Re: re: statins causing neuropathy?

[Guest guest]

Is it possible that neuropathy seen in patients on statins is related to diabetes???

Peripheral neuropathy and lipid-lowering therapy.

South Med J. 1998 Jul;91(7):667-8.

Ziajka PE, Wehmeier T.

Florida Lipid Associates, Orlando 32806, USA.

We report a case of a peripheral neuropathy induced and exacerbated by several commonly used HMG-CoA reductase inhibitors including lovastatin, simvastatin, pravastatin, and atorvastatin, and the vitamin niacin. A review of the literature shows similar cases with individual lipid-lowering drugs, but this case shows the cross-reactivity of the neuropathic process to different HMG-CoA reductase inhibitors, and it is the first reported case of a peripheral neuropathy exacerbated by the use of niacin.

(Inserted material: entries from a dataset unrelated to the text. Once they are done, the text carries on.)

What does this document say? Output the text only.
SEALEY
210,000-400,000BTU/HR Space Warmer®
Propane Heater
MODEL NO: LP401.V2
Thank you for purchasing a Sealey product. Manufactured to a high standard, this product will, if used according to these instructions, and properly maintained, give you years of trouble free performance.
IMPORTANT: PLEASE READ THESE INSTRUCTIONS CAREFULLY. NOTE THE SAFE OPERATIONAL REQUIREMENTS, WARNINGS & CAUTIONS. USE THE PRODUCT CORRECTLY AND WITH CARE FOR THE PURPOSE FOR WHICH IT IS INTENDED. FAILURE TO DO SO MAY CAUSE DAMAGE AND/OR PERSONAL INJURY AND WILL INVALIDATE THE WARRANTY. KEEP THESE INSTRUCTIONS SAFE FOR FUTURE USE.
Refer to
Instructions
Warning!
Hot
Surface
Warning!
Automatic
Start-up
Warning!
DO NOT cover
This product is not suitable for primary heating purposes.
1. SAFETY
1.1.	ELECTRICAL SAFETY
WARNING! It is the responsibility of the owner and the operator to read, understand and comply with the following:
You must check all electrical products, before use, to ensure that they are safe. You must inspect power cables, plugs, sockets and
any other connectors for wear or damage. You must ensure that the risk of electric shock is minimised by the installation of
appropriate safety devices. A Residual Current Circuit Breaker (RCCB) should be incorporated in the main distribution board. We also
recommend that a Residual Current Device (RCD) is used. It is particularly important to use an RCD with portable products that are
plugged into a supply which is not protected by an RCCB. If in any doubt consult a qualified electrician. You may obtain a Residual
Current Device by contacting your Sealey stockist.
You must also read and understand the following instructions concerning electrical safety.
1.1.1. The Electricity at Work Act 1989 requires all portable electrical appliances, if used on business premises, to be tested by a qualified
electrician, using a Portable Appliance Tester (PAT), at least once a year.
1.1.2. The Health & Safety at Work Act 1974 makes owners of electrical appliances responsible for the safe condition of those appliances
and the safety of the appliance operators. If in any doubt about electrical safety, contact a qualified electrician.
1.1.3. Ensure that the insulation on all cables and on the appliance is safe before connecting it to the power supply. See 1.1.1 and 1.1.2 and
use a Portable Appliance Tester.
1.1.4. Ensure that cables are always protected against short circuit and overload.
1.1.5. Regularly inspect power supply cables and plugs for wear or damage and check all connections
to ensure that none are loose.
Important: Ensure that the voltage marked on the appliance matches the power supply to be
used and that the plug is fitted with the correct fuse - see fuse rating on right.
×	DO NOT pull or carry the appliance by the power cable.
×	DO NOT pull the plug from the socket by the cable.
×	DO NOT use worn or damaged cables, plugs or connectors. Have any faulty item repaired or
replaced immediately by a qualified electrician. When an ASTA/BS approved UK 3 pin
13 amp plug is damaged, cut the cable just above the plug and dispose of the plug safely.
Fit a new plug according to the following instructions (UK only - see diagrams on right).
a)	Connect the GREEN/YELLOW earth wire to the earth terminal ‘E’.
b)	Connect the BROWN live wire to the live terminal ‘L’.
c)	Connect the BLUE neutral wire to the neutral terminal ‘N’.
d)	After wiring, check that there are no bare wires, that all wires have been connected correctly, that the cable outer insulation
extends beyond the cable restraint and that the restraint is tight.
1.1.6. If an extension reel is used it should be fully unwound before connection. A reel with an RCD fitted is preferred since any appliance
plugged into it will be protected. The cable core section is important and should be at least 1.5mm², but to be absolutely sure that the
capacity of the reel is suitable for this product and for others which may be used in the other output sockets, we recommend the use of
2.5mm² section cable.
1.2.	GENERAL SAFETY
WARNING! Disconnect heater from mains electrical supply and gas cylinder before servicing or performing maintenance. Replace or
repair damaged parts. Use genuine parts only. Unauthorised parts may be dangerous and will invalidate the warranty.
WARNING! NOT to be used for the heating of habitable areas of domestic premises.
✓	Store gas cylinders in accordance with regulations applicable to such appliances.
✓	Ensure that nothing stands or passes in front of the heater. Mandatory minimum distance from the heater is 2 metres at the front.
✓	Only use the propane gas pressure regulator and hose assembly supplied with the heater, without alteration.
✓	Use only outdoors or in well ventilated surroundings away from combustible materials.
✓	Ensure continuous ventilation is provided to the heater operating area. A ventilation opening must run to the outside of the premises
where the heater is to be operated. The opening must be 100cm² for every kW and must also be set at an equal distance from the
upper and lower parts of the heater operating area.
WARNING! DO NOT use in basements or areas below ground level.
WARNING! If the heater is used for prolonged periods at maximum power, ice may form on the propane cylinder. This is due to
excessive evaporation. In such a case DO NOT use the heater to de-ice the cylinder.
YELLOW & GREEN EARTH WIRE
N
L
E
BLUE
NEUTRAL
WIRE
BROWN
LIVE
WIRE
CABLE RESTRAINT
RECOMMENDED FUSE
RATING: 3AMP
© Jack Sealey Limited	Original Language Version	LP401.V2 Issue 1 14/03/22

Statin Drugs May Increase Risk Of Peripheral Neuropathy

St. , MN - Statin drugs can increase the risk of developing peripheral neuropathy, according to a study published in the May 14 issue of Neurology, the scientific journal of the American Academy of Neurology (2002).

Peripheral neuropathy results from damage to the peripheral nerves and causes weakness, numbness and pain in the hands and feet. Statin drugs are prescribed for millions of Americans to lower cholesterol.

People taking statins were 14 times more likely to develop peripheral neuropathy than people who were not taking statins, according to the Danish study. However, the overall risk of developing neuropathy is rare, said study author Gaist, MD, PhD, of the University of Southern Denmark in Odense.

"The positive benefits of statins, particularly on reducing the risk of heart disease, far outweigh the potential risk of developing neuropathy," Gaist said. "These findings shouldn't affect doctor or patient decisions to start using statins. But if people who take statins develop neuropathy symptoms, they should talk with their doctor, who may reconsider the use of statins."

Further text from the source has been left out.